AUSTRALIA - Victoria Department of Primary Industries (DPI) researchers have unlocked the secrets of increasing the rate of genetic improvement in the dairy industry from the tails of 10,000 Holstein dairy cows.
calendar icon 18 June 2012
clock icon 2 minute read

During a visit to Maffra in Gippsland, Agriculture and Food Security Minister Peter Walsh said mapping cows’ genetics presented an opportunity to build a quality herd rapidly, particularly for young farmers.

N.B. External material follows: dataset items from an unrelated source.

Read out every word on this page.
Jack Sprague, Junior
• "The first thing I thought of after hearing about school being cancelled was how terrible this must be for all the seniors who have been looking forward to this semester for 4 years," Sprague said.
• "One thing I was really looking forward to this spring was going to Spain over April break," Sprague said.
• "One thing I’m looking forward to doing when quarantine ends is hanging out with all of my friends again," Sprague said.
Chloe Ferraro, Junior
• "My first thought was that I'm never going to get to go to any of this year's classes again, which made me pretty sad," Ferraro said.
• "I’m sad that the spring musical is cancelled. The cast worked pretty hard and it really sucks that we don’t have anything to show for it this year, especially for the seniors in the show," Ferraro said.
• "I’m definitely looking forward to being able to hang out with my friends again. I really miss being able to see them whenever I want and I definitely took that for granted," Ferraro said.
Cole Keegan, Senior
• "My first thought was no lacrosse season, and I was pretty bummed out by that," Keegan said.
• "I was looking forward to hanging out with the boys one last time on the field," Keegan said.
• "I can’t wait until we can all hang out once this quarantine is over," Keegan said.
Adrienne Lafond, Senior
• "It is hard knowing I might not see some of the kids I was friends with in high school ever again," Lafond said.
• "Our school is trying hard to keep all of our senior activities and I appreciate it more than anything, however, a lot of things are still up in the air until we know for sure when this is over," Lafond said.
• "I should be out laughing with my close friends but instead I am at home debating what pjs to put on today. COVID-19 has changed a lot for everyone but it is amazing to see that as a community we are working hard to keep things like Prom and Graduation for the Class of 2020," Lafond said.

“Dairy producers can make dramatic improvements in performance by choosing elite young bulls based on their genomic test alone,” Mr Walsh said.

“The 10,000 cow project has resulted in significant improvements in the value of genomic tests. In all, 10,000 Holstein cows had their genome profiled in the project, making it one of the largest undertakings of its kind in world.”

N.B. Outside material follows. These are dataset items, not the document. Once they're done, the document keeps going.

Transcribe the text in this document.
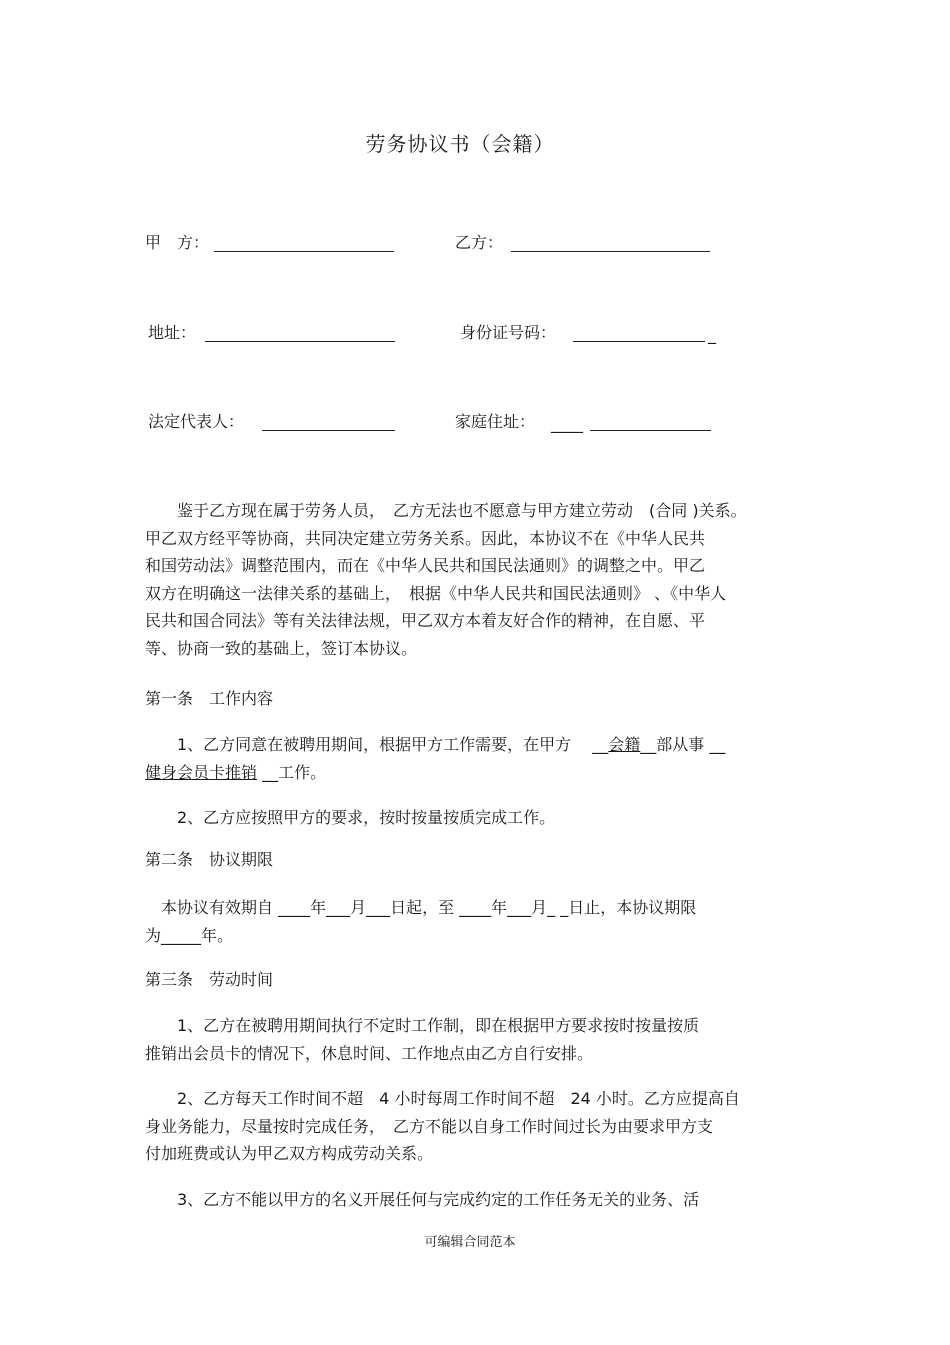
劳务协议书（会籍）
甲　方：	乙方：
地址：	身份证号码：	_
法定代表人：	家庭住址： ____
　　鉴于乙方现在属于劳务人员，　乙方无法也不愿意与甲方建立劳动　(合同 )关系。
甲乙双方经平等协商，共同决定建立劳务关系。因此，本协议不在《中华人民共
和国劳动法》调整范围内，而在《中华人民共和国民法通则》的调整之中。甲乙
双方在明确这一法律关系的基础上，　根据《中华人民共和国民法通则》 、《中华人
民共和国合同法》等有关法律法规，甲乙双方本着友好合作的精神，在自愿、平
等、协商一致的基础上，签订本协议。
第一条　工作内容
　　1、乙方同意在被聘用期间，根据甲方工作需要，在甲方　 __会籍__部从事 __
健身会员卡推销 __工作。
　　2、乙方应按照甲方的要求，按时按量按质完成工作。
第二条　协议期限
　本协议有效期自 ____年___月___日起，至 ____年___月_ _日止，本协议期限
为_____年。
第三条　劳动时间
　　1、乙方在被聘用期间执行不定时工作制，即在根据甲方要求按时按量按质
推销出会员卡的情况下，休息时间、工作地点由乙方自行安排。
　　2、乙方每天工作时间不超　4 小时每周工作时间不超　24 小时。乙方应提高自
身业务能力，尽量按时完成任务，　乙方不能以自身工作时间过长为由要求甲方支
付加班费或认为甲乙双方构成劳动关系。
　　3、乙方不能以甲方的名义开展任何与完成约定的工作任务无关的业务、活
可编辑合同范本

The genetic sampling involved pulling tail hairs from cows on 91 dairy farms that had kept excellent cow performance records over many years. Research leader Ben Hayes said that later this year the results of a similar study for the Jersey breed were expected to provide similar levels of genomic reliability.

The project was funded by the Dairy Futures Cooperative Research Centre (CRC) and the Gardiner Foundation, and is a large-scale partnership between dairy farmers, pasture and cattle breeding companies, government and researchers.

The research will be delivered to all dairy farmers by the Australian Dairy Herd Improvement Scheme, through their Good Bulls Guide. Mr Walsh said the research was complemented by the Coalition Government’s State Budget allocation of $61.4 million through the Growing Food and Fibre initiative.

“This initiative will provide $14.3 million to the dairy industry to develop technologies and management practices to boost productivity and profitability,” Mr Walsh said.

“It will also introduce new feeding systems to improve feed conversion, improve the water use efficiency of dairy production and develop ways to mitigate methane emissions.”

The dairy industry is one of Victoria’s largest export sectors, earning almost $2 billion dollars last year.